They’re on opposite sides of the draw, and each is a semi-final win away from a classic showdown in Melbourne, where Roger Federer is bidding for an 18th major title, and Rafael Nadal is targeting his 15th.
Nadal saved six set points in the second set against one of the best servers in the business yesterday, beating third-ranked Milos Raonic 6-4, 7-6 (7), 6-4.
With that, he earned a spot in the semi-finals at a Grand Slam for the first time since winning the French Open in 2014. He’ll next play 25-year-old Grigor Dimitrov, the only player in the final quartet who has yet to turn 30.
Federer and No 4 Stan Wawrinka will contest an all-Swiss semi-final the night before Nadal returns to Rod Laver Arena to play Dimitrov. Having three 30-somethings in the semi-finals equals the Open era-mark set in 1968 at Roland Garros. There are also three 30-something women in their semi-finals.
Nadal didn’t want to overcomplicate matters and talk about generational things.

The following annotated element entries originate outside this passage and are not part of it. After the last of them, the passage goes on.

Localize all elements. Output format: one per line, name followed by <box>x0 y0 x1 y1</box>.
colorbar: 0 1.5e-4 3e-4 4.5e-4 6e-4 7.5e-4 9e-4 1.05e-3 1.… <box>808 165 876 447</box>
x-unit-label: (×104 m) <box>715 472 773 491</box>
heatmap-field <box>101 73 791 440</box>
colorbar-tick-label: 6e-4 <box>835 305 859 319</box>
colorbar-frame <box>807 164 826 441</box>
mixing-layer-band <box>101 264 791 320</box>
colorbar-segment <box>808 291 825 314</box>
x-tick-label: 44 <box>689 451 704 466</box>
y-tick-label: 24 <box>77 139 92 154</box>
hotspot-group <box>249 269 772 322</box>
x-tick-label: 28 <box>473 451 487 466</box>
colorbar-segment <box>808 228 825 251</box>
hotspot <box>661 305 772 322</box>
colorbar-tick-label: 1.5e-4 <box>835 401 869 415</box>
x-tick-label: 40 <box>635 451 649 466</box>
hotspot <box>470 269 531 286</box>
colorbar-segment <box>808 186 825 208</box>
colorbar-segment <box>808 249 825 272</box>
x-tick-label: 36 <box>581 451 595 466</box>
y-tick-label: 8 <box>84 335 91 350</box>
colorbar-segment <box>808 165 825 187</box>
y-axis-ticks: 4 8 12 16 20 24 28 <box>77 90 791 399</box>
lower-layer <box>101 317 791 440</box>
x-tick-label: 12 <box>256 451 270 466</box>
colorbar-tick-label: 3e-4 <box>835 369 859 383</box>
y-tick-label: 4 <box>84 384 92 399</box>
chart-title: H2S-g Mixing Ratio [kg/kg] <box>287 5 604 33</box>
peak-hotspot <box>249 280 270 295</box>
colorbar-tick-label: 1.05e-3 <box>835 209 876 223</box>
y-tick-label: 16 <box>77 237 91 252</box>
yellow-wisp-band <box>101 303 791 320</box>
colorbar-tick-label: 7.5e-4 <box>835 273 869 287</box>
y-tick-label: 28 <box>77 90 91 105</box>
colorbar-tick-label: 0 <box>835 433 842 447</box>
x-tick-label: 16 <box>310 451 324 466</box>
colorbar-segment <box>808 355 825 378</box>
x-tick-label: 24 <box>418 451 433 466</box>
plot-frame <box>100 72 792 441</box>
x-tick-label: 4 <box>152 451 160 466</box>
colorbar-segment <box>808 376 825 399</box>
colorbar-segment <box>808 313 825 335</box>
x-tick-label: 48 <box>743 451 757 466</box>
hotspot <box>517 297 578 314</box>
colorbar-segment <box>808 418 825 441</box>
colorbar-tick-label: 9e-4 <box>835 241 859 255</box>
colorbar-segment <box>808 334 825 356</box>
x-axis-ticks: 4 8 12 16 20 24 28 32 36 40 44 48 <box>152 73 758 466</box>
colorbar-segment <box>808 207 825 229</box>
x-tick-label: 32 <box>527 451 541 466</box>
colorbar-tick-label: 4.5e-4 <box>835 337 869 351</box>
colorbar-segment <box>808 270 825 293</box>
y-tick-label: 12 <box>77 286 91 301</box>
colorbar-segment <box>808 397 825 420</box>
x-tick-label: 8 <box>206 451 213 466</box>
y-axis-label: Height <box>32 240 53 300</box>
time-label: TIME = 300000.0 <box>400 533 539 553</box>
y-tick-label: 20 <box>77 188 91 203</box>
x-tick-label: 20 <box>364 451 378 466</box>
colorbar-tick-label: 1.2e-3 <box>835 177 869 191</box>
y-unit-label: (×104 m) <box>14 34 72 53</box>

He didn’t want to think too far ahead to a final, or to Baby Fed – as Dimitrov has been dubbed for his similar backhand and style – while he savoured his quarter-final win.
“Let me enjoy today, the victory, being in semi-final,” the 30-year-old Spaniard said. “For me, is great news again. It is a good start of the season. Now I have a very tough match against Dimitrov.”
Dimitrov has lost seven of his eight matches against Nadal, but the 2014 Wimbledon finalist is growing in confidence after winning the Brisbane International title at the start of the month after a period in the tennis doldrums.
“In order to win a slam, there’s no shortcut,” the Bulgarian said. “If you think about it, I mean, when have you seen an easy semi-final or something like that? You got to work for it. I have to fight.”
Federer and Nadal, who dominated the sport for so long until the emergence of Novak Djokovic and Andy Murray, know that more than most. Both are returning from extended injury layoffs and showing signs that the time off has worked.
Federer, now 35, was out for six months resting his left knee since a semi-final exit at Wimbledon. He hasn’t won a major title since Wimbledon in 2012 but has reached three finals since then.
Nadal is coming back from a couple months off with an injured left wrist, and he has been building momentum.
His wins over Alexander Zverev and Gael Monfils in the third and fourth rounds gave him confidence, and his quarter-final victory over Raonic, who beat him two weeks ago in Brisbane, highlighted his rapid improvement.
Four-time Australian Open champion Federer has come through some matches on the other side of the draw, too, beating Grand Slam finalists Tomas Berdych and Kei Nishikori in the third and fourth rounds and overwhelming Mischa Zverev in the quarter-finals only two nights after the German had ousted top-ranked Murray from the tournament.
If not for Nadal, Federer may have won many more majors. The muscular left-hander has beaten Federer in six of their eight Grand Slam final meetings and has a 23-11 record overall, including big victories in Australia in the 2009 final and in the semifinals in 2012 and 2014. But he recognises the Swiss star as the undisputed most successful player in the modern game.
“What happens on the other side of the draw, I think is great for tennis that Roger is there again after an injury, after a lot of people talk about always the same things, that probably he will never be back,” Nadal said.
“The real thing is that he’s back and he’s probably ready to win again, fighting again to win a major. And that’s good for the fans because Roger is a legend of our sport. I am happy to be there, too. I am focused on my semi-final.”